Грустное впечатление сделала на меня Бухара.

Я не стану вам ее описывать в подробностях; после описаний Мейендорфа и Бюрнса, это был бы лишний труд, и остановлю ваше внимание на хане Несср-Улле, который еще не был ханом в бытность Мейендорфа в Бухаре, а Бюрнс не удостоился быть ему представленным.

Несср-Улле, нынешнему хану Бухарии, не более 35 лет; он среднего роста, медленной и важной походки, худ, в лице видно истомление сладострастной жизни, и бледность его выказывается еще ярче от белой чалмы, навитой очень толсто на голове его; небольшие черные глаза его в беспрестанном движении, но если он говорит что-нибудь противное своим чувствам или старается уверить в том, чего никогда не исполнит, то опускает глаза свои в землю, как бы боясь, чтобы в них не прочли его тайной мысли, и набожно поглаживает свою окладистую, прекрасную бороду[5]5
  Портрет его вскоре будет отлитографирован (1843).


[Закрыть]
.

Бухарцы говорят, что он храбр, как лев; – эта добродетель идет всегда впереди прочих в Азии; – правда, он лично водил войска свои несколько раз на Кокан, но поведение его в последнем походе при Пишагаре не доказывает в нем большой храбрости. Страсть к славе, к завоеваниям, в нем есть, и он далеко не похож на тех ханов, которые проявляют власть свою одним насилием и тиранством, живут в серале и умирают на виселице. Несср-Улла сделал много добра Бухарии. Устройство артиллерии и регулярного полка в 1000 человек (сарбазов) оказало ему чрезвычайную пользу в войне с коканцами. Но всего ярче проявилась сила его характера в низложении Куч-беги.
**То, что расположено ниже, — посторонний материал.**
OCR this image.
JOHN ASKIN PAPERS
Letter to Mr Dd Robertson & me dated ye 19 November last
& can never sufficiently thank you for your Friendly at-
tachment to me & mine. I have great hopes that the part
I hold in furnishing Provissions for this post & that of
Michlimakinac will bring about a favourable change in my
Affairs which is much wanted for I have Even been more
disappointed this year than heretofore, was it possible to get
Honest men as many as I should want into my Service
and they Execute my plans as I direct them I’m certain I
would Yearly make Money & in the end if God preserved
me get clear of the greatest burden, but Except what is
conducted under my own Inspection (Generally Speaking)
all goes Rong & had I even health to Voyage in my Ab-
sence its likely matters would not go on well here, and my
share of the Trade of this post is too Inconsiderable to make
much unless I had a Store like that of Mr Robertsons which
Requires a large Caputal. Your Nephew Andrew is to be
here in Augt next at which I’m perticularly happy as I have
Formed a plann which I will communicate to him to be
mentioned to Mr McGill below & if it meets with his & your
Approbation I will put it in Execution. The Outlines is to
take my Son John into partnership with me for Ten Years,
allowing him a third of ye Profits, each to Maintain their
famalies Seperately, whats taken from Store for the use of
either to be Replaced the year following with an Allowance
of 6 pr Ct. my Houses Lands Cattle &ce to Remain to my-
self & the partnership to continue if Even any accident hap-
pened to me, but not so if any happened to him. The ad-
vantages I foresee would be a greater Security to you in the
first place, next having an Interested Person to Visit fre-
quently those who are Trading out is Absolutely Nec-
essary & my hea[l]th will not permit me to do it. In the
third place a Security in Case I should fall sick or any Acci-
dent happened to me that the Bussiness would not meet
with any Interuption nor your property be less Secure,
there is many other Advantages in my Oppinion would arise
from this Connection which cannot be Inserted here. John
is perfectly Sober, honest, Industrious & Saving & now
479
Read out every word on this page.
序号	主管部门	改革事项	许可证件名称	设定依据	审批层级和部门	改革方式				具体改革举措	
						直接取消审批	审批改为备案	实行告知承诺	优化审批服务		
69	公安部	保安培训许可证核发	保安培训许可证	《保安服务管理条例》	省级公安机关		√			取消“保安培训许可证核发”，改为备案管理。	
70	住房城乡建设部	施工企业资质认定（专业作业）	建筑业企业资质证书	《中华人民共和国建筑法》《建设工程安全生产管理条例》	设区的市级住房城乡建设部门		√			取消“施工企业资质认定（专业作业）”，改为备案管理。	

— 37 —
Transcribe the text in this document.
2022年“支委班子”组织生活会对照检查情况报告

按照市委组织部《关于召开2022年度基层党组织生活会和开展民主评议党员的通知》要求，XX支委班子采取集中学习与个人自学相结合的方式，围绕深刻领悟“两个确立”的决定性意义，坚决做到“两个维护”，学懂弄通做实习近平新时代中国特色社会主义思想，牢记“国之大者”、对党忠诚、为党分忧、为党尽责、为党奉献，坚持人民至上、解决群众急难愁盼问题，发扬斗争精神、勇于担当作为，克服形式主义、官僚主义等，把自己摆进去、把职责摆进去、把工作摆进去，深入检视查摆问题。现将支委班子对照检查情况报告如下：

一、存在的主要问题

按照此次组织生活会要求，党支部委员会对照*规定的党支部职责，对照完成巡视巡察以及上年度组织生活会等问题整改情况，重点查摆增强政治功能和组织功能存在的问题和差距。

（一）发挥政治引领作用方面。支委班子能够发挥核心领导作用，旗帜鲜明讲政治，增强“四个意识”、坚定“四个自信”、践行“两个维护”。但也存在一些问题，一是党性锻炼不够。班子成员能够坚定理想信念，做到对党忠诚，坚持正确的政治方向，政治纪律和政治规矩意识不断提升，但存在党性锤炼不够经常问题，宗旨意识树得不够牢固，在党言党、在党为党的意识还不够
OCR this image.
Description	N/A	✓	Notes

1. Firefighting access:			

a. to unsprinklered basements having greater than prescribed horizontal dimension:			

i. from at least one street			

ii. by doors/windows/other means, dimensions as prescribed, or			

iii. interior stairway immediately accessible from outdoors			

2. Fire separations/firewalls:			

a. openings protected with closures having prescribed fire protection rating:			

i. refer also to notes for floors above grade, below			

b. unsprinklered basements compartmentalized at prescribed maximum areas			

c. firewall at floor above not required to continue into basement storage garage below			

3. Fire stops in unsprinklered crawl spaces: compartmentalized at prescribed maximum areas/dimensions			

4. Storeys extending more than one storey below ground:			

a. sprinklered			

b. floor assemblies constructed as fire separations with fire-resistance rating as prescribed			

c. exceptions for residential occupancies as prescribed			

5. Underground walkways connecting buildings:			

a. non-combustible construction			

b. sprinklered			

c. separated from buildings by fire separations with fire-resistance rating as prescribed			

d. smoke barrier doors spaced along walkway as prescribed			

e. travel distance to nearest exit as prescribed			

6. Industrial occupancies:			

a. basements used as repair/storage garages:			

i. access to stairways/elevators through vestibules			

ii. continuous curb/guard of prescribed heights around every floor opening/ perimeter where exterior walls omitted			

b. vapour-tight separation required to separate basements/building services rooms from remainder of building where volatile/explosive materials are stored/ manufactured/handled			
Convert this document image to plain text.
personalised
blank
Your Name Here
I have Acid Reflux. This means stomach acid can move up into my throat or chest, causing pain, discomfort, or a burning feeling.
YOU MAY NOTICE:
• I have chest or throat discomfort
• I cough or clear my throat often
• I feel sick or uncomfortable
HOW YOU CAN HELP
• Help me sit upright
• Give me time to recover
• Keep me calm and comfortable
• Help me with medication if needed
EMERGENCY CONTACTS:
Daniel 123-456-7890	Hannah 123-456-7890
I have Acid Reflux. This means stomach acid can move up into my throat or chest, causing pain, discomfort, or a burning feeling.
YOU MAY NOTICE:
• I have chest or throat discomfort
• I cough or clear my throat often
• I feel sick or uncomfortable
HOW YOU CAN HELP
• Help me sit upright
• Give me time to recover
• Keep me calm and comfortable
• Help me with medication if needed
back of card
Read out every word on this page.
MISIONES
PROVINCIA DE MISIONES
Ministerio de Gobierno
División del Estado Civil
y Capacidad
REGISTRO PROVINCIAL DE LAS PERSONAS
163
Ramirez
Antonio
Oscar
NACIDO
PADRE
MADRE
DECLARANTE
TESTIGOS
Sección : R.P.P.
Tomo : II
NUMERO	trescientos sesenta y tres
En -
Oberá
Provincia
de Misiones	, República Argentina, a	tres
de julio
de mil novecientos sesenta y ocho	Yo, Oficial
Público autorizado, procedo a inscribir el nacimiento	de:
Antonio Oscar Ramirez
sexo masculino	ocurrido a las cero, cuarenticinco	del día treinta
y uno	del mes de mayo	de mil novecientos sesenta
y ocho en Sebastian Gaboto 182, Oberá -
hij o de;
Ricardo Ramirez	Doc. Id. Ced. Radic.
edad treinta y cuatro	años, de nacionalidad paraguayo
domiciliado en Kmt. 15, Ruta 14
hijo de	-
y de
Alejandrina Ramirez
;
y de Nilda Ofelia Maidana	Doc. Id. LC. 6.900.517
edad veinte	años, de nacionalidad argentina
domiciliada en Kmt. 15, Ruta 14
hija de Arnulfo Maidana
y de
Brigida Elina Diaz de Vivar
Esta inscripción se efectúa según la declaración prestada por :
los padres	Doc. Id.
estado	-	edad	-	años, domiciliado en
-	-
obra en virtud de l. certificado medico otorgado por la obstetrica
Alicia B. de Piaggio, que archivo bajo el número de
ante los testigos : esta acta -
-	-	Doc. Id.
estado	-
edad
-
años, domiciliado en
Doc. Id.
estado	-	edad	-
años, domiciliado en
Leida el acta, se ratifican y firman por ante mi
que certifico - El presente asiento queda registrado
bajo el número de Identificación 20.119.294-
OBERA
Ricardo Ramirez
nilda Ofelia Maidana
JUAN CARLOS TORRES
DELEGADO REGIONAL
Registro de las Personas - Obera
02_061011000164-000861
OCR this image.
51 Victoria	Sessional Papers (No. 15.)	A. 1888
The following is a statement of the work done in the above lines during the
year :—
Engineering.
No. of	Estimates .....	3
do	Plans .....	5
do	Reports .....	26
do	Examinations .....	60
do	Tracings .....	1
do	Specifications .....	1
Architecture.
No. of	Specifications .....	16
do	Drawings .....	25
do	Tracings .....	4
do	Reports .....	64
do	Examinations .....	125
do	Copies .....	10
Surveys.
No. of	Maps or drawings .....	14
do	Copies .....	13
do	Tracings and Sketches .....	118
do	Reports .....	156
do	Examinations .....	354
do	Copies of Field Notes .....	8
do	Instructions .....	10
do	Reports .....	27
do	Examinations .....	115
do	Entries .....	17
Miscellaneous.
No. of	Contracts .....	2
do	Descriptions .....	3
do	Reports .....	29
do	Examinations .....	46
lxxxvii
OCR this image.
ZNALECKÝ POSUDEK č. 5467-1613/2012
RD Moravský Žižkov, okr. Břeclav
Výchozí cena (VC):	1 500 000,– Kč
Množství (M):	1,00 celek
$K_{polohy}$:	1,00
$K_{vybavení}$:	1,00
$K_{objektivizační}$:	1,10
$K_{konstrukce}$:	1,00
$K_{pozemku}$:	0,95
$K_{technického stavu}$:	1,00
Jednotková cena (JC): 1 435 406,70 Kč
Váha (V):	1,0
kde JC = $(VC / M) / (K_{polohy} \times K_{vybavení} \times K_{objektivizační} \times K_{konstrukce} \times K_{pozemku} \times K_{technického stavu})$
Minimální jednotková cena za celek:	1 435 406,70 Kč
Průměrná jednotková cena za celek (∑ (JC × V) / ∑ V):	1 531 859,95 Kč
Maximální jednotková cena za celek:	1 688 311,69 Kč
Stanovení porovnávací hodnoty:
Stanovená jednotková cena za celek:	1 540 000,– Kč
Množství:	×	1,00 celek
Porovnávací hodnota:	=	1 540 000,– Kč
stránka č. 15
Куч-беги представлял характер совершенный в восточном роде; он ни в чем не изменил себе в течение всей жизни, и самый опытный романист не мог бы создать столь полного характера, не мог бы выдержать его так постоянно от начала до конца. Куч-беги был первым министром при покойном отце хана, Мир-Хайдере и пользовался неограниченной его доверенностью. Умный, хитрый, вкрадчивый, корыстолюбивый, суеверный, властолюбивый, он не щадил никого для достижения своей цели, все и всех считал он за средства, которые мог употреблять по произволу, лишь бы они давались ему.

Властвовал собственно Куч-беги, а Мир-Хайдера тешил он призраком власти и названием хана, но тем не менее надобно было его беспрерывно тешить или усыплять, чтобы он не очнулся и не поступил с ним так, как поступил впоследствии Несср-Улла.

Происшествие, которое я сейчас расскажу, отчасти выказывает характер Куч-беги. Он был нездоров и невесел, когда ему сказали, что в Бухару пришел феринг, европеец, а зовется Мартын. Куч-беги, без дальнейших исследований, велел феринга посадить в яму, а деньги и имущество у феринга отобрать. Вслед за тем доложили, что у феринга ни денег, ни какого вещественного имущества не оказалось, а есть какое-то особенное, которое он покажет самому Куч-беги. Позвали феринга.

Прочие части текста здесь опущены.